How to find the Value of the Limit $ \lim _{x\to 0}\left(\dfrac{\sin\alpha x-\sin\beta x}{e^{\alpha x}-e^{\beta x}}\right)$

Question

I am familiar with indeterminate limits which can be solved using L'Hospital Rule, but I cannot use that in this case.

Answer 1

Using the rules of L'Hospital we get $$\lim_{x\to 0}\frac{\alpha\cos(\alpha x)-\beta\cos(\beta x)}{\alpha e^{\alpha x}-\beta e^{\beta x}}$$ Can you finish?

Answer 2

If you are against using L'Hospital, you may just expand the functions.

In the limit $\eta x\to0$ $$ \sin(\eta x) \approx \eta x + O(x^3)\\ \exp(\eta x) \approx 1 + \eta x + O(x^2) $$ You should be able to continue from here ...

Answer 3

W/O L'Hospital and Series Expansion,

$$\lim_{x\to0}\dfrac{\sin2ax-\sin2bx}{e^{2ax}-e^{2bx}}$$

$$=\lim_{x\to0}\dfrac{2\sin(a-b)x}{e^{2(a-b)x}-1}\cdot\lim_{x\to0}\dfrac{\cos(a+b)x}{e^{2bx}}$$

$$=\dfrac{\lim_{x\to0}\dfrac{\sin(a-b)x}{(a-b)x}}{\lim_{x\to0}\dfrac{e^{2(a-b)x}-1}{2(a-b)x}}=?$$

Answer 4

Hint: Suppose that $\alpha \ne \beta$. Note that $\sin$ and $\exp$ are differentiable on $\mathbb{R}$, and we can use the mean value theorem.
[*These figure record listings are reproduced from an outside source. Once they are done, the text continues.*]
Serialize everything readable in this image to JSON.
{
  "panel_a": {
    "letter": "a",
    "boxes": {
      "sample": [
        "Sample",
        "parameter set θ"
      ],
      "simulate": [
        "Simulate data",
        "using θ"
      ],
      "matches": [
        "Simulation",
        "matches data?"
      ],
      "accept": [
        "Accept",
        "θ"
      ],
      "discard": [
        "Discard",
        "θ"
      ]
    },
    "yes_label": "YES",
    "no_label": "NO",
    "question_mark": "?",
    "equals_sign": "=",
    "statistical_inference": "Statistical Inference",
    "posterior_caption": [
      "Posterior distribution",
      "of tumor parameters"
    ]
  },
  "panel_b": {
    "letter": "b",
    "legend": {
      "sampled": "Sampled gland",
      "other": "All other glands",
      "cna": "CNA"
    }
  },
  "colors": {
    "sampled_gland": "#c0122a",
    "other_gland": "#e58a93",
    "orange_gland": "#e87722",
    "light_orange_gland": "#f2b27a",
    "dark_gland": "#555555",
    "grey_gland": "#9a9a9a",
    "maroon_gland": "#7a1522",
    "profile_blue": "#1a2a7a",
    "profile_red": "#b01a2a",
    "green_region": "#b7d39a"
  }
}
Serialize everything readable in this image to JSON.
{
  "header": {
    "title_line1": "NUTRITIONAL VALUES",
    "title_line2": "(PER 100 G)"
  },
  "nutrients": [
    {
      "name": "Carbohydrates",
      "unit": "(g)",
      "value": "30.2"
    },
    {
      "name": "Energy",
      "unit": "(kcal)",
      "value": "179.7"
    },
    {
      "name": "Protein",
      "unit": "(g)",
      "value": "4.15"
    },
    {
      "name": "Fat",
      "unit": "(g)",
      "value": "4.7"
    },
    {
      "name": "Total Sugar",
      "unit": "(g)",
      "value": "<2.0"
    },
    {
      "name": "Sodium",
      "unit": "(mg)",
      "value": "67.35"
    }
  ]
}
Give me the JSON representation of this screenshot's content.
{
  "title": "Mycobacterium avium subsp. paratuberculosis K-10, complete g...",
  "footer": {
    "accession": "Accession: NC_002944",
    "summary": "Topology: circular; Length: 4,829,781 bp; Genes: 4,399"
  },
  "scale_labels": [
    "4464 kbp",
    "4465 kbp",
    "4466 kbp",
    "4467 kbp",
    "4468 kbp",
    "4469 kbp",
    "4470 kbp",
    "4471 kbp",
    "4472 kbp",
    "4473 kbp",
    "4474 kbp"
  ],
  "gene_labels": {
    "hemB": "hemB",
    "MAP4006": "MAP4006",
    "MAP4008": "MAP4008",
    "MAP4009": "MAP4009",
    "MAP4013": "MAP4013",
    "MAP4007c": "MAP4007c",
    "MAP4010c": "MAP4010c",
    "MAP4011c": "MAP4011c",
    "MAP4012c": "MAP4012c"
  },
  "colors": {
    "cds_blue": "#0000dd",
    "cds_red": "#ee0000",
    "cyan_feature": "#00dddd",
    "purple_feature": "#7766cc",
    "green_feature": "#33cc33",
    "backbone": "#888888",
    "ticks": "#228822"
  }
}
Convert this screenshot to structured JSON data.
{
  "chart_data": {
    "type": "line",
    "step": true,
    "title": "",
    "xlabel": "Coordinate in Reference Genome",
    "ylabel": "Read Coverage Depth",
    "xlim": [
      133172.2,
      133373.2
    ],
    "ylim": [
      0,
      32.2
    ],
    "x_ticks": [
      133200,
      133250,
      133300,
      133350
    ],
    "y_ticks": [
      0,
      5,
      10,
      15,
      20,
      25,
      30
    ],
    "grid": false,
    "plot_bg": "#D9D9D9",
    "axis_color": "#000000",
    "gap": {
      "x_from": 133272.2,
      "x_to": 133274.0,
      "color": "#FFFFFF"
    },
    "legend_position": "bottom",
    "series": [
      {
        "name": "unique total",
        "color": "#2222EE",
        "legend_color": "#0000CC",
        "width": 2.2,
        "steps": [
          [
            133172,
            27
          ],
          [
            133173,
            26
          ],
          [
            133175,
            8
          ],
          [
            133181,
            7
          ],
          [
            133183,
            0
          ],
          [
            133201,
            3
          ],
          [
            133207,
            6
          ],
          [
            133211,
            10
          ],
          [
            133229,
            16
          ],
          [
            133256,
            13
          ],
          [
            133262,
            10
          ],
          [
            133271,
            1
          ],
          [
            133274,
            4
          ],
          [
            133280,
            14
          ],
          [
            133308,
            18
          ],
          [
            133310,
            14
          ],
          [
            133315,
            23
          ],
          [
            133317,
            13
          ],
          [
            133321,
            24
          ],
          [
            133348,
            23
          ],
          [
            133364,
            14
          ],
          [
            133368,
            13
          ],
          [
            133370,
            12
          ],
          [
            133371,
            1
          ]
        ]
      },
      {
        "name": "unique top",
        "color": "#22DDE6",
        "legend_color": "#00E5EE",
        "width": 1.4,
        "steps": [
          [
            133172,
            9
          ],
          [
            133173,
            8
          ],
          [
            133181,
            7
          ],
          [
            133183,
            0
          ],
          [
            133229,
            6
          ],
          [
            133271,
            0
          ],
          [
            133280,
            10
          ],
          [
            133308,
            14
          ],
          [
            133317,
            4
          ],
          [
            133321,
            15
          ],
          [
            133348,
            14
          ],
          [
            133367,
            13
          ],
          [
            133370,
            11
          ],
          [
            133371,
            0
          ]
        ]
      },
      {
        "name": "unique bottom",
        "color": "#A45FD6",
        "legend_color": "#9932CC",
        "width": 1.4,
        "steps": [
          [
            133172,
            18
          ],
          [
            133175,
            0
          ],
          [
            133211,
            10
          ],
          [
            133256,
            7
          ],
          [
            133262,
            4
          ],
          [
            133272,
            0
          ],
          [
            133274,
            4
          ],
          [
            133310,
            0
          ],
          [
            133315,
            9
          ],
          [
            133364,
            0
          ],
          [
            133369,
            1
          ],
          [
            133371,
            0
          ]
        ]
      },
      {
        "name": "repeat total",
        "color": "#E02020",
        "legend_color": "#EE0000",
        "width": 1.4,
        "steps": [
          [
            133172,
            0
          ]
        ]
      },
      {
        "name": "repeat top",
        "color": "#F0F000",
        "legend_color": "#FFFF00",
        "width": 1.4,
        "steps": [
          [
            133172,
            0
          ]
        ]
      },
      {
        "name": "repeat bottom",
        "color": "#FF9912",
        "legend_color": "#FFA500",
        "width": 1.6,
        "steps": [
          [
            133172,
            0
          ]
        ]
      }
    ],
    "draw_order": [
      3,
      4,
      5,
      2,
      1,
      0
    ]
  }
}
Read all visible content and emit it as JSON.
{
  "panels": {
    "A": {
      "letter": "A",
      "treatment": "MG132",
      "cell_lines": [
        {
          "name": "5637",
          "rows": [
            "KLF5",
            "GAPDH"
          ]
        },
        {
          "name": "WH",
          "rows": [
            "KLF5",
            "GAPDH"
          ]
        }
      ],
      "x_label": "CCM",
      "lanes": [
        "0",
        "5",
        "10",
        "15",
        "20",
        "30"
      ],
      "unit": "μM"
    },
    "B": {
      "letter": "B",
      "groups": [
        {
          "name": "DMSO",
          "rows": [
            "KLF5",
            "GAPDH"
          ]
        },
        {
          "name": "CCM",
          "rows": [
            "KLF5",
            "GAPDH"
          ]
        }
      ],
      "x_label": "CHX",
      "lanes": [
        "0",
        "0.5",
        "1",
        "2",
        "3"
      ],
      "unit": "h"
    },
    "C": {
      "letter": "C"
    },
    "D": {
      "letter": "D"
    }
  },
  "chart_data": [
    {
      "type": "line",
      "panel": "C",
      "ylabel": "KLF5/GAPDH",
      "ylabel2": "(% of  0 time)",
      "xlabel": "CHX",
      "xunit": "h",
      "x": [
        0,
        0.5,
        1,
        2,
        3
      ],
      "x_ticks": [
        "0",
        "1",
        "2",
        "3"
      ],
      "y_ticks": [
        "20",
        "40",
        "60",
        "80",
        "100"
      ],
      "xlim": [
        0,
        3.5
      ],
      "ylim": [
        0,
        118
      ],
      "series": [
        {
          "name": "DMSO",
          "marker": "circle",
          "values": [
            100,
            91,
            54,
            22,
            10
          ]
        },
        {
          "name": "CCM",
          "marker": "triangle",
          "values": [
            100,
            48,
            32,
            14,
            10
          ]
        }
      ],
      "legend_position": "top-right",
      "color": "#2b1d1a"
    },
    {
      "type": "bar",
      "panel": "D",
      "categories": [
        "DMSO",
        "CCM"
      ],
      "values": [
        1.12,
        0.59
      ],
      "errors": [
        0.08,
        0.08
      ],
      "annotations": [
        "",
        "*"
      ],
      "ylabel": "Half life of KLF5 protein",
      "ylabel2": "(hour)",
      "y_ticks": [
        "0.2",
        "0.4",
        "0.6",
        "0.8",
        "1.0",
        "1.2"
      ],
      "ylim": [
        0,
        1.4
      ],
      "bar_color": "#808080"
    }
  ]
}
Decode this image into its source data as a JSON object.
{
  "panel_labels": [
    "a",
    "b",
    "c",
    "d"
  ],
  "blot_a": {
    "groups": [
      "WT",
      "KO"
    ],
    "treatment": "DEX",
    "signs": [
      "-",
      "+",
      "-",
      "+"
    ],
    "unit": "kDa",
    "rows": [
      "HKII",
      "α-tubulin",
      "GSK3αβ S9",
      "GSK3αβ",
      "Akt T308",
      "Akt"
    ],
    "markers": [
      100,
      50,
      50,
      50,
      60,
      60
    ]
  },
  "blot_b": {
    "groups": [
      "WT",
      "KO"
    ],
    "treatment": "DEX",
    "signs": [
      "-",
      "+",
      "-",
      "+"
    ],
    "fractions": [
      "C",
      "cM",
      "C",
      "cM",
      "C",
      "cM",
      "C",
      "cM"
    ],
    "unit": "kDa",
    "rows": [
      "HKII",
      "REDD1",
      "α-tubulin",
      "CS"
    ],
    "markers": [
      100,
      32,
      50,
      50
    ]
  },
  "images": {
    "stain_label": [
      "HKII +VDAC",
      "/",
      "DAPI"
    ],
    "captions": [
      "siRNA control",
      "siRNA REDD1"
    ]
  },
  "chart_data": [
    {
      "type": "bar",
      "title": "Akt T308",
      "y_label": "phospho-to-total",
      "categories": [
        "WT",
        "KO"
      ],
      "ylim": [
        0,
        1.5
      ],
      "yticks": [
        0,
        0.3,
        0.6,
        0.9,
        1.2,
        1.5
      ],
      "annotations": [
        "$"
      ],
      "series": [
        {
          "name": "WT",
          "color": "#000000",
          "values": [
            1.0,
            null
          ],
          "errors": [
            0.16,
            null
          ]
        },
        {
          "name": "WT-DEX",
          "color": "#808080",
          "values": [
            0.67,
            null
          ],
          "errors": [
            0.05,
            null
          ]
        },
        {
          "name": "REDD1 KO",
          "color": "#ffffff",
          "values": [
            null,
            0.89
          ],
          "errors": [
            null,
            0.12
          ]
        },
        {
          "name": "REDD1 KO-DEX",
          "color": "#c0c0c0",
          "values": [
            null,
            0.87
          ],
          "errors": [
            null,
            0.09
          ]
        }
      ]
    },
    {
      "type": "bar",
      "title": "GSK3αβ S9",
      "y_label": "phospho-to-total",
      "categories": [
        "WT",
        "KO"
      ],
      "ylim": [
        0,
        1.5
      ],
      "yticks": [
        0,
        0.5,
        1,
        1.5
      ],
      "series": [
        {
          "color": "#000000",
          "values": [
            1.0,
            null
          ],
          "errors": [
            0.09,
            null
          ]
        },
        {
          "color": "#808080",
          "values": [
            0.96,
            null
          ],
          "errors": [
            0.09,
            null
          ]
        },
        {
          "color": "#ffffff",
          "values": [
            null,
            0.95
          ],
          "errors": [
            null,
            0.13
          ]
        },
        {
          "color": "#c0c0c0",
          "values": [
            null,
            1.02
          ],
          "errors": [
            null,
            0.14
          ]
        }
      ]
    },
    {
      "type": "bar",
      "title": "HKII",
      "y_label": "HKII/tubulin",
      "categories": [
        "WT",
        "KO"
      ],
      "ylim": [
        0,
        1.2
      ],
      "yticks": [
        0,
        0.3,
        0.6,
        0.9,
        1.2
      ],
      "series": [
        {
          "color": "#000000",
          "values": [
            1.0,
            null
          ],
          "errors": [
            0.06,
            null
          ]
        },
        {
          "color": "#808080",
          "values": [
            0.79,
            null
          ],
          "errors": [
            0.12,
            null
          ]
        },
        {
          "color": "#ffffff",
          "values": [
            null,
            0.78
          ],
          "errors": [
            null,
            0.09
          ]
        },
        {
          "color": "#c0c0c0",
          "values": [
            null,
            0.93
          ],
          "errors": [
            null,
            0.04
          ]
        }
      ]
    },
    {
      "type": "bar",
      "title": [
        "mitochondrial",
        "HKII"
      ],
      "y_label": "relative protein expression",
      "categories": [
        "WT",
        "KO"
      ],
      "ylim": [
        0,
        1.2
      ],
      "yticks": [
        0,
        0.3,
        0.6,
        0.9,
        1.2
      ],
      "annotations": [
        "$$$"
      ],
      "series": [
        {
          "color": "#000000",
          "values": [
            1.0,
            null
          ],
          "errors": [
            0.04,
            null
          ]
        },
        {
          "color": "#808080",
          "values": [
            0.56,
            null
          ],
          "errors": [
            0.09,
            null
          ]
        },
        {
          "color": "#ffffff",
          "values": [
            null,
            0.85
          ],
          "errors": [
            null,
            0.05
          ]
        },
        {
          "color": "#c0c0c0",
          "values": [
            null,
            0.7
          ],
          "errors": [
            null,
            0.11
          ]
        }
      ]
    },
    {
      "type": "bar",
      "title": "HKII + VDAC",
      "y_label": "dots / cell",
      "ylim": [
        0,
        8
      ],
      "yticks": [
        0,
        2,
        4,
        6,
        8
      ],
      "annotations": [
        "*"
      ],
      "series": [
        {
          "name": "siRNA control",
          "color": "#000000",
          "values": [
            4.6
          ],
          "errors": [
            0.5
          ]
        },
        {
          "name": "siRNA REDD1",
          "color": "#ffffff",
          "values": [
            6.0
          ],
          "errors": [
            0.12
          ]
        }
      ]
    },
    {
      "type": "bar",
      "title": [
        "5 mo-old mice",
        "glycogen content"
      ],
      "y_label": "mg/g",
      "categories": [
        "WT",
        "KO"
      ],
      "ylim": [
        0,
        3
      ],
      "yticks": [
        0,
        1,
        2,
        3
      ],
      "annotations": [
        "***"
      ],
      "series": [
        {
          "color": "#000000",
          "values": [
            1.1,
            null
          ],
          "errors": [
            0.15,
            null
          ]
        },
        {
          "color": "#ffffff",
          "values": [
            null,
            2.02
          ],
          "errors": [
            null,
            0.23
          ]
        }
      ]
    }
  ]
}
There are $\gamma_1$, $\gamma_2$ in $(\alpha x,\beta x)\cup (\beta x,\alpha x)$ such that $$ \sin \alpha x - \sin\beta x=(\alpha x-\beta x)\cos \gamma_1,\qquad e^{\alpha x}-e^{\beta x}=(\alpha x-\beta x)e^{\gamma_2}. $$

Answer 5

Assume that you know $\sin{x}\sim x$ and $e^x \sim x+1$ both as $x\to0$. Then $$\lim_{x\to0}\dfrac{\sin\alpha x-\sin\beta x}{e^{\alpha x}-e^{\beta x}}=\lim_{x\to0}\dfrac{\sin\beta x(\dfrac{\sin{\alpha x}}{\sin{\beta x}}-1)}{(e^{\beta x}-1)(\dfrac{e^{\alpha x}-1}{e^{\beta x}-1}-1)}$$

Answer 6

By Cauchy's Mean Value Theorem we see that the expression under limit is equal to $\dfrac{\cos c} {e^c} $ where $c$ lies between $\alpha x$ and $\beta x$. As $x\to 0$ we have $c\to 0$ and the desired limit is equal to $1$.